Por todo esto, que no es nuevo, cuesta trabajo entender por qué Navalni, quien sobrevivió milagrosamente a un envenenamiento por parte de agentes rusos y, ante el escándalo internacional, su equipo logró sacarlo del país e internarlo en un hospital de Berlín, decidió hace unos años regresar a Rusia, a sabiendas de que Putin tarde o temprano lograría asesinarlo, como asesinó a Nemtsov. De hecho, ninguno de los dos llegó siquiera a ser candidato presidencial que desafiará a Putin: fueron eliminados antes.
Quien sí llegó a postularse como candidato presidencial en estas elecciones 2024 y tenía una remota (remotísima) posibilidad de hacer algo de sombra a Putin fue el candidato antibelicista Boris Nadezhdin, pero, casualmente, la Comisión Electoral de Rusia anuló su candidatura, alegando que el 15% de las firmas que logró para avalar su postulación casualmente resultaron ser “irregulares”. Le fue bien a Nadezhdin, uno de los pocos diputados opositores que quedan en la Duma: podría haber acabado en la cárcel o muerto, como tantos otros disidentes políticos, exagentes, oligarcas, activistas o periodistas críticos (le fue bien de momento, veremos si es noticia o no en unos meses).
Y en definitiva, así son las reglas de juego en la Rusia de Putin y por qué nadie espera otro resultado que el que dé la victoria aplastante de Putin este domingo en una farsa de elecciones. Porque el modelo de Estado que propone es atemorizar a su pueblo en las urnas, con el bulo de que las libertades civiles son un invento de Occidente y todo lo que venga de Occidente es antirruso.
La realidad, para desgracia de los rusos, es otra.

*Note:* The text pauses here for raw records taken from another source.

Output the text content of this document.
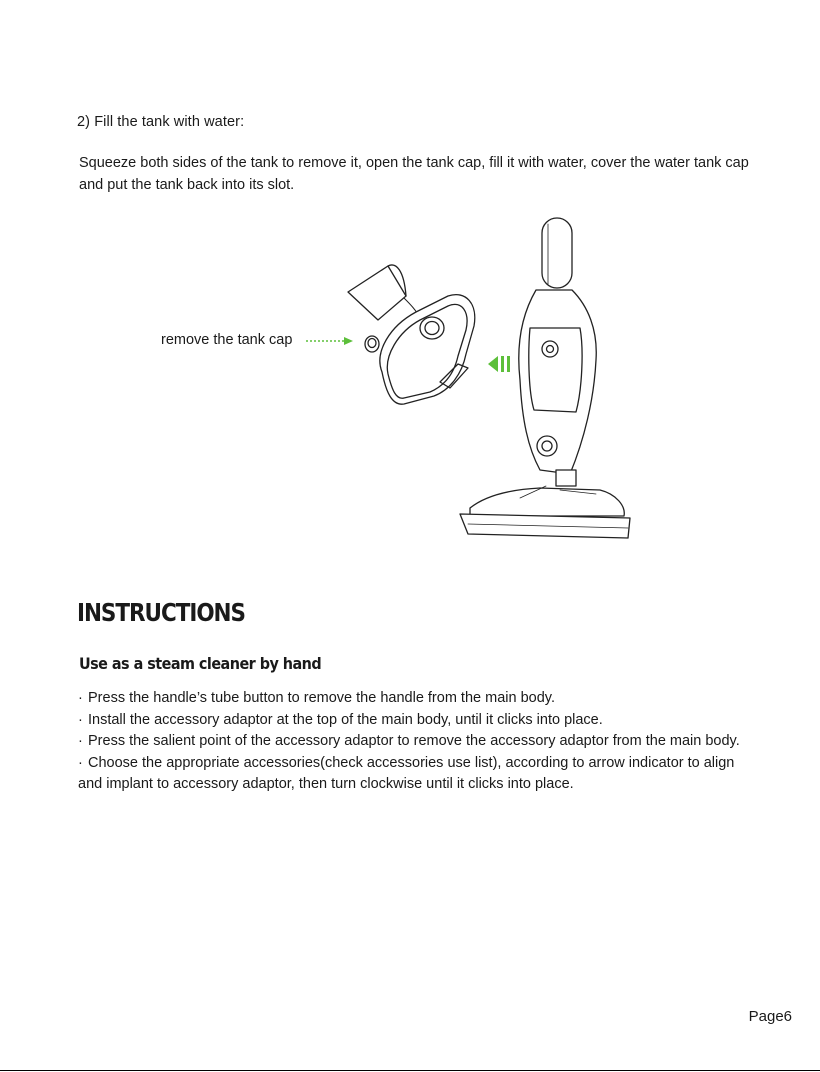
2) Fill the tank with water:
Squeeze both sides of the tank to remove it, open the tank cap, fill it with water, cover the water tank cap and put the tank back into its slot.
remove the tank cap
INSTRUCTIONS
Use as a steam cleaner by hand
· Press the handle’s tube button to remove the handle from the main body.
· Install the accessory adaptor at the top of the main body, until it clicks into place.
· Press the salient point of the accessory adaptor to remove the accessory adaptor from the main body.
· Choose the appropriate accessories(check accessories use list), according to arrow indicator to align and implant to accessory adaptor, then turn clockwise until it clicks into place.
Page6
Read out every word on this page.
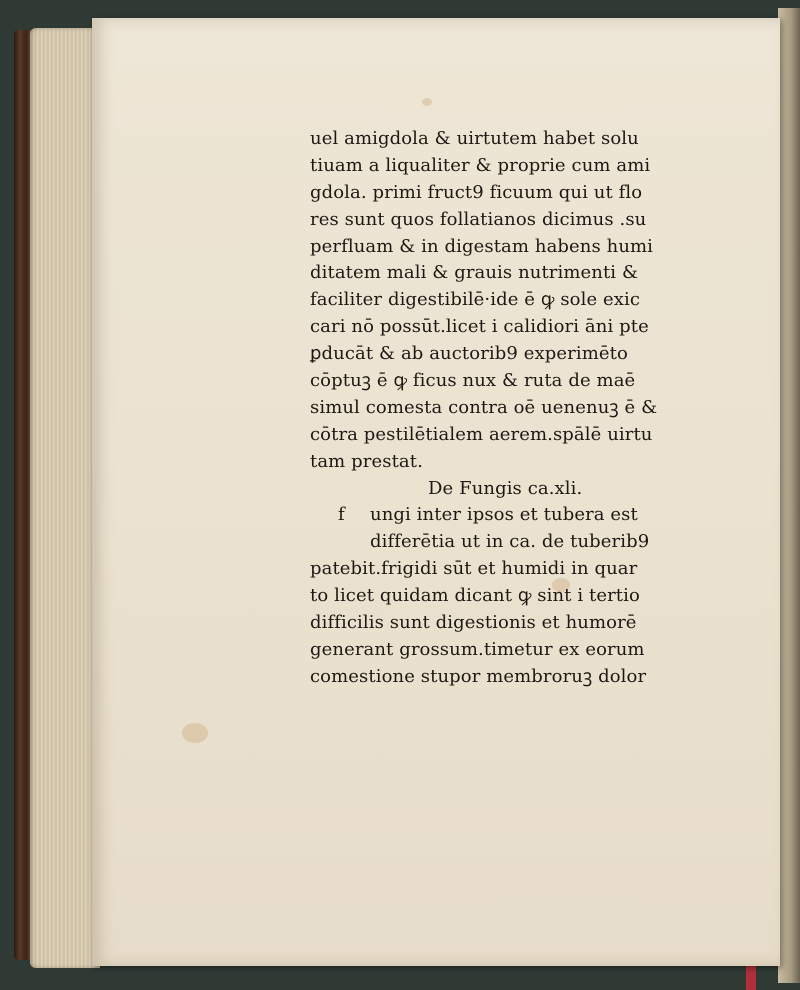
uel amigdola & uirtutem habet solu
tiuam a liqualiter & proprie cum ami
gdola. primi fruct9 ficuum qui ut flo
res sunt quos follatianos dicimus .su
perfluam & in digestam habens humi
ditatem mali & grauis nutrimenti &
faciliter digestibilē·ide ē ꝙ sole exic
cari nō possūt.licet i calidiori āni pte
ꝑducāt & ab auctorib9 experimēto
cōptuꝫ ē ꝙ ficus nux & ruta de maē
simul comesta contra oē uenenuꝫ ē &
cōtra pestilētialem aerem.spālē uirtu
tam prestat.
De Fungis ca.xli.
f ungi inter ipsos et tubera est
differētia ut in ca. de tuberib9
patebit.frigidi sūt et humidi in quar
to licet quidam dicant ꝙ sint i tertio
difficilis sunt digestionis et humorē
generant grossum.timetur ex eorum
comestione stupor membroruꝫ dolor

El modelo que Putin aplica en Rusia exige a sus ciudadanos que aprueben su régimen y castiga al que no lo haga, con casos aberrantes como el que acabó en la cárcel porque su hija hizo un dibujo contra la muerte de niños en la guerra de Ucrania.
Así que, pierdan toda esperanza los que anhelan un derrota de Putin y prepárense para otro sexenio, en el que espera la rendición de Ucrania y la posible invasió de otro país, siempre con la amenaza de usar su armamento nuclear.

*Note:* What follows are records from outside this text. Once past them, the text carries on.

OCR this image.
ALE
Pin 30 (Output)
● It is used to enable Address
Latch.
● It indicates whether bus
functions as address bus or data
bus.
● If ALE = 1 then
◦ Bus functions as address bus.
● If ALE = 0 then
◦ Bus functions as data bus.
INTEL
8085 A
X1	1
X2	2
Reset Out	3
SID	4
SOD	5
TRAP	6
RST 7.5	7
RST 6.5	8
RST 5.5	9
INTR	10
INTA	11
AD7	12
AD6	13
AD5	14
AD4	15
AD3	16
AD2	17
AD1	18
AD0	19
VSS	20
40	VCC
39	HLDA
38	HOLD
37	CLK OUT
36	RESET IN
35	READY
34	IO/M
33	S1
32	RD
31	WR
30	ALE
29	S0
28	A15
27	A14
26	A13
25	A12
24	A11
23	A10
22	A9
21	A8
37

Espera también que su “tonto útil” favorito, Donald Trump, gane las elecciones de noviembre, para anular a Estados Unidos y que gane cuatro años vitales para convertir a Rusia de nuevo en un imperio y en una amenaza.
La noche del domingo o del lunes veremos al comando de lamebotas caribeños —el venezolano Nicolás Maduro, el nicaraguense Daniel Ortega y el cubano Miguel Díaz-Candel— saltar de alegría por la victoria del imperialista Putin, ya que será una garantía para que ellos puedan profundizar en la consolidación de sus países en dictaduras imbatibles.

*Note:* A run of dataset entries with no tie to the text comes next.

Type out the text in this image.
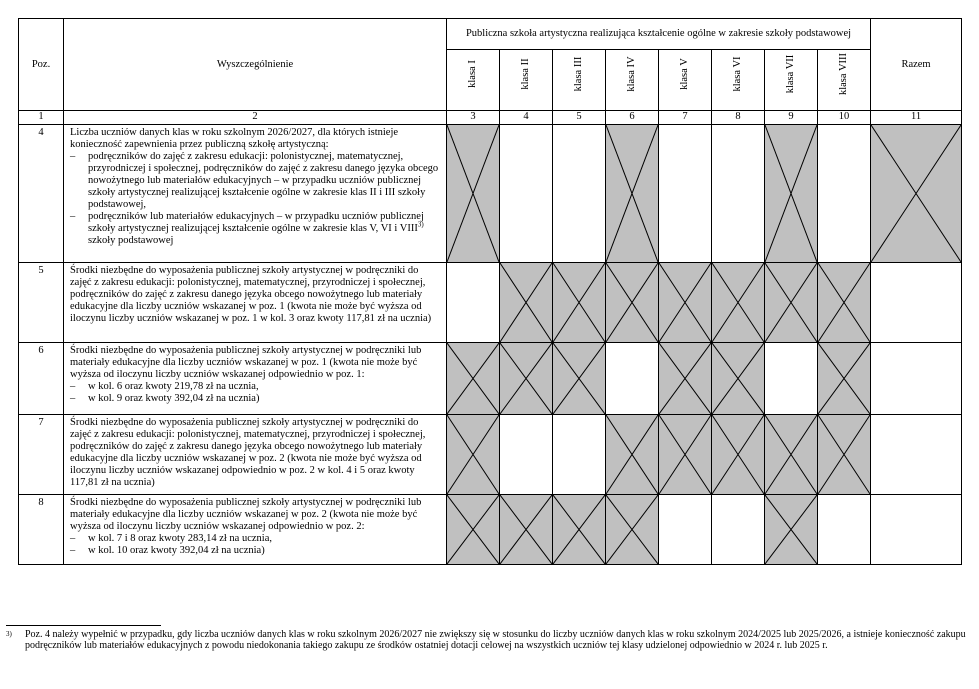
Poz.	Wyszczególnienie	Publiczna szkoła artystyczna realizująca kształcenie ogólne w zakresie szkoły podstawowej								Razem

		klasa I	klasa II	klasa III	klasa IV	klasa V	klasa VI	klasa VII	klasa VIII	

1	2	3	4	5	6	7	8	9	10	11
4	Liczba uczniów danych klas w roku szkolnym 2026/2027, dla których istnieje konieczność zapewnienia przez publiczną szkołę artystyczną:
– podręczników do zajęć z zakresu edukacji: polonistycznej, matematycznej, przyrodniczej i społecznej, podręczników do zajęć z zakresu danego języka obcego nowożytnego lub materiałów edukacyjnych – w przypadku uczniów publicznej szkoły artystycznej realizującej kształcenie ogólne w zakresie klas II i III szkoły podstawowej,
– podręczników lub materiałów edukacyjnych – w przypadku uczniów publicznej szkoły artystycznej realizującej kształcenie ogólne w zakresie klas V, VI i VIII$^{3)}$ szkoły podstawowej

5	Środki niezbędne do wyposażenia publicznej szkoły artystycznej w podręczniki do zajęć z zakresu edukacji: polonistycznej, matematycznej, przyrodniczej i społecznej, podręczników do zajęć z zakresu danego języka obcego nowożytnego lub materiały edukacyjne dla liczby uczniów wskazanej w poz. 1 (kwota nie może być wyższa od iloczynu liczby uczniów wskazanej w poz. 1 w kol. 3 oraz kwoty 117,81 zł na ucznia)

6	Środki niezbędne do wyposażenia publicznej szkoły artystycznej w podręczniki lub materiały edukacyjne dla liczby uczniów wskazanej w poz. 1 (kwota nie może być wyższa od iloczynu liczby uczniów wskazanej odpowiednio w poz. 1:
– w kol. 6 oraz kwoty 219,78 zł na ucznia,
– w kol. 9 oraz kwoty 392,04 zł na ucznia)

7	Środki niezbędne do wyposażenia publicznej szkoły artystycznej w podręczniki do zajęć z zakresu edukacji: polonistycznej, matematycznej, przyrodniczej i społecznej, podręczników do zajęć z zakresu danego języka obcego nowożytnego lub materiały edukacyjne dla liczby uczniów wskazanej w poz. 2 (kwota nie może być wyższa od iloczynu liczby uczniów wskazanej odpowiednio w poz. 2 w kol. 4 i 5 oraz kwoty 117,81 zł na ucznia)

8	Środki niezbędne do wyposażenia publicznej szkoły artystycznej w podręczniki lub materiały edukacyjne dla liczby uczniów wskazanej w poz. 2 (kwota nie może być wyższa od iloczynu liczby uczniów wskazanej odpowiednio w poz. 2:
– w kol. 7 i 8 oraz kwoty 283,14 zł na ucznia,
– w kol. 10 oraz kwoty 392,04 zł na ucznia)

3) Poz. 4 należy wypełnić w przypadku, gdy liczba uczniów danych klas w roku szkolnym 2026/2027 nie zwiększy się w stosunku do liczby uczniów danych klas w roku szkolnym 2024/2025 lub 2025/2026, a istnieje konieczność zakupu podręczników lub materiałów edukacyjnych z powodu niedokonania takiego zakupu ze środków ostatniej dotacji celowej na wszystkich uczniów tej klasy udzielonej odpowiednio w 2024 r. lub 2025 r.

Pero lo triste no es sólo que que tres aspirantes a dictadorzuelos latinoamericanos —u otros mucho más peligrosos como el sirio Bachar al Asad, el norcoreano Kim Jong-un o el chino Xi Jinping— estén el mismo club de fans de Putin, sino que otros líderes que supuestamente defienden la democracia como el modelo menos imperfecto pero el único justo, sean incapaces de decir en voz alta lo que es Putin: un criminal de guerra, que está destruyendo Ucrania y asesinado a su pueblo, simplemente porque estos no quieren volver a ser parte de su imperio.
Y para que no haya duda de esa simpatía por Putin, el presidente Lula da Silva lo ha invitado a visitar Brasil próximanente y ha advertido que no obedecerá al tribunal de La Haya para que lo arreste por criminal de guerra, mientras que será difícil olvidar a las tropas rusas desfilando en 2023 en el Desfile de la independencia de México, para dejar claro, supongo, que a él no le molestan las tropas que invaden otros países, sino sólo las que invadieron México.